Once upon a time, there was a boy called Anirudh Sharma in the city of Delhi, India. He used to work, and every day upon returning home, he would notice a layer of dark soot on his clothes. At first he thought to himself ‘oh, it must be dirt!’ but soon he realized that it wasn’t dirt, it was actually pollution. Being an extraordinary student, he went on to study at the MIT Media Lab. Upon returning back to India, he began to realize that all this ‘pollution’ could be put to good use. How? He drew comparisons between the pigment, used to create black ink, and the soot. He thought to himself, ‘What if he could use the soot as the raw material for black ink?’. With this thought, he went back to MIT and began his research.

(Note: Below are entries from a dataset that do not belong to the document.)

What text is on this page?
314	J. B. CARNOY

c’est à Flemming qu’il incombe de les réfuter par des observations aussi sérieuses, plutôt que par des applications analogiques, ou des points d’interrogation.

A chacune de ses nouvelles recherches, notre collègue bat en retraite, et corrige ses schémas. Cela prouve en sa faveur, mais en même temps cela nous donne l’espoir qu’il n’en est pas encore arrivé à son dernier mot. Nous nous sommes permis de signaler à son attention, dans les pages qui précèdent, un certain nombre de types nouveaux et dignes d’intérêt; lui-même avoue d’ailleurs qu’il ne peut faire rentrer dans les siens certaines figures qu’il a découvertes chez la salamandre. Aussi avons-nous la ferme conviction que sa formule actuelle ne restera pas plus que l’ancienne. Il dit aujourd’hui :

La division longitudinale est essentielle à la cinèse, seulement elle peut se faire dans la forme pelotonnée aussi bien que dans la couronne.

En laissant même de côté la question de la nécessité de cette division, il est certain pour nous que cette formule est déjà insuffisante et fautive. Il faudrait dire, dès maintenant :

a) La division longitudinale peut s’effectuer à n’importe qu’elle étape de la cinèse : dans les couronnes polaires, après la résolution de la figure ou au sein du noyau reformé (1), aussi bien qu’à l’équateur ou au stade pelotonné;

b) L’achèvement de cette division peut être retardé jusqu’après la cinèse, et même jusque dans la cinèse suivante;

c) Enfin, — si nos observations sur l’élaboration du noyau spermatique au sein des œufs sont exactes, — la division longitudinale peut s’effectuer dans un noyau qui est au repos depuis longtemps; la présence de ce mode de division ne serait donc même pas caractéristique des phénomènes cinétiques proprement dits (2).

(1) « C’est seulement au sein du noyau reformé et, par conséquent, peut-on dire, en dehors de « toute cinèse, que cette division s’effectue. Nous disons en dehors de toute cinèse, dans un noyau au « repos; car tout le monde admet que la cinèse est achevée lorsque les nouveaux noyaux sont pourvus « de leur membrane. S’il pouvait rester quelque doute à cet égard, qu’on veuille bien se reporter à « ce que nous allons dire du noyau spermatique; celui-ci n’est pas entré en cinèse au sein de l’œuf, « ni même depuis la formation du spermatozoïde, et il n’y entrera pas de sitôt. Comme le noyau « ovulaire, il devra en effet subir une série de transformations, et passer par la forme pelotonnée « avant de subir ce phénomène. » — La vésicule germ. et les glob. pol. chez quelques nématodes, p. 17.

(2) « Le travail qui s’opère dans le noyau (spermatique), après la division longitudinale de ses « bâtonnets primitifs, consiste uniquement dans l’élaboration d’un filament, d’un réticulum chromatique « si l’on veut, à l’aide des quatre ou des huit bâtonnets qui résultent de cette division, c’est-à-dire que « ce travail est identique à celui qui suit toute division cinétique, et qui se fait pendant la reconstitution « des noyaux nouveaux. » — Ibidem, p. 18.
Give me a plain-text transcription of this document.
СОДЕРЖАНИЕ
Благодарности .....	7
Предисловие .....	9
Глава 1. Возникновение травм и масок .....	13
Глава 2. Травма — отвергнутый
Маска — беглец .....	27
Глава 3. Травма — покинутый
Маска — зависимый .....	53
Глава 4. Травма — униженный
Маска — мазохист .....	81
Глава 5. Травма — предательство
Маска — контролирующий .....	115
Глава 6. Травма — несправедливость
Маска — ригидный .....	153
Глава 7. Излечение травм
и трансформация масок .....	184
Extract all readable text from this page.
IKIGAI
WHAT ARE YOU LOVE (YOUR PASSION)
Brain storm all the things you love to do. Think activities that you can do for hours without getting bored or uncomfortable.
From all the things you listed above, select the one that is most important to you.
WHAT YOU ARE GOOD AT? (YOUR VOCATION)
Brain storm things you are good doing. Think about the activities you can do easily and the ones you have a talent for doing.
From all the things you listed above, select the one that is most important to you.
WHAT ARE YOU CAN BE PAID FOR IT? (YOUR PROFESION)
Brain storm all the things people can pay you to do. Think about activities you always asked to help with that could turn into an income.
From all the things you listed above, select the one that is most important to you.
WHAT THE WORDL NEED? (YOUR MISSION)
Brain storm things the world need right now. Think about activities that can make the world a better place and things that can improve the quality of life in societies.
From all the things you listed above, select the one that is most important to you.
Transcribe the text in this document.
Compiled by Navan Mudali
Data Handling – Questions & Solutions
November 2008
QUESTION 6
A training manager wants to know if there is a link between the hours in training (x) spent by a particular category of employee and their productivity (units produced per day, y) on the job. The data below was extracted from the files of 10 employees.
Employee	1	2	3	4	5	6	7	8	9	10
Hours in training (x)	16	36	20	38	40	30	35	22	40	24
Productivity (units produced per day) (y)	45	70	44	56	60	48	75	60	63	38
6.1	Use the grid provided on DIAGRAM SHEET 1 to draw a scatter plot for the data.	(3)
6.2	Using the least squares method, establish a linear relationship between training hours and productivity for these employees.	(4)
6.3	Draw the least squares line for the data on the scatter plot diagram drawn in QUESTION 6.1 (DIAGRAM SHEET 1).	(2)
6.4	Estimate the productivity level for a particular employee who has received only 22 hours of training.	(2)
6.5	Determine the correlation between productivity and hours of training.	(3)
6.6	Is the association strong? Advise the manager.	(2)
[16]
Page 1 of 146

He invented an instrument that captured soot from a burning candle and then combined oil and alcohol to create a thick ink. At first, he filled the HP C6602 inkjet cartridge with his experimental ink but realized that the process was quite inefficient. But after a series of experiments, Sharma finally found a way to create black ink from soot that put pollution to good use! He co-founded Graviky Labs  and is now raising funds on Kickstarter for his air ink markers.

Image: Graviky Labs

Along with his partner Nikhil Kaushik, Sharma improvised his design in order to fit the soot trap on the exhaust pipes of cars and diesel generators. According to him, each device can accumulate 95% of the pollutants emitted from the tailpipe, inclusive of the 2.5-20 micrometer particles that can pose a threat to human lungs. In forty-five minutes, the collected carbon contents are sufficient to produce one ounce of fluid ink which is enough to fill a pen. In an interview, he said that, ‘Particle exposure leads to around 20,000 premature deaths in America each year. Our vision is to arrest the vehicular soot in a way that it doesn’t reach our lungs.’

Image: Graviky Labs

The device, known as Kaalink, works by sending a positive electrostatic charge on particulates that come out of the exhaust pipe. These are then attracted towards the negatively charged chamber (so far, basic science?). Equipped with a bypass system, the device allows the water vapors and air to pass through while collecting the soot. To inform the driver when his Kaalink filter is full, a red light turns on, and this is when Graviky gets a signal to collect the particulates and store them in the carbon banks. The process isn’t easy but is comparatively much more sustainable than the conventional procedure of creating black ink (as it requires the burning of fossil fuels).

Even though the duo agrees that their device won’t end air pollution, they believe that a micro level change leads to macro level changes as Sharma said, ‘Even if just 15 percent of the world’s black ink supply is replaced with Air Ink, we could end up sequestering a lot of air pollution.’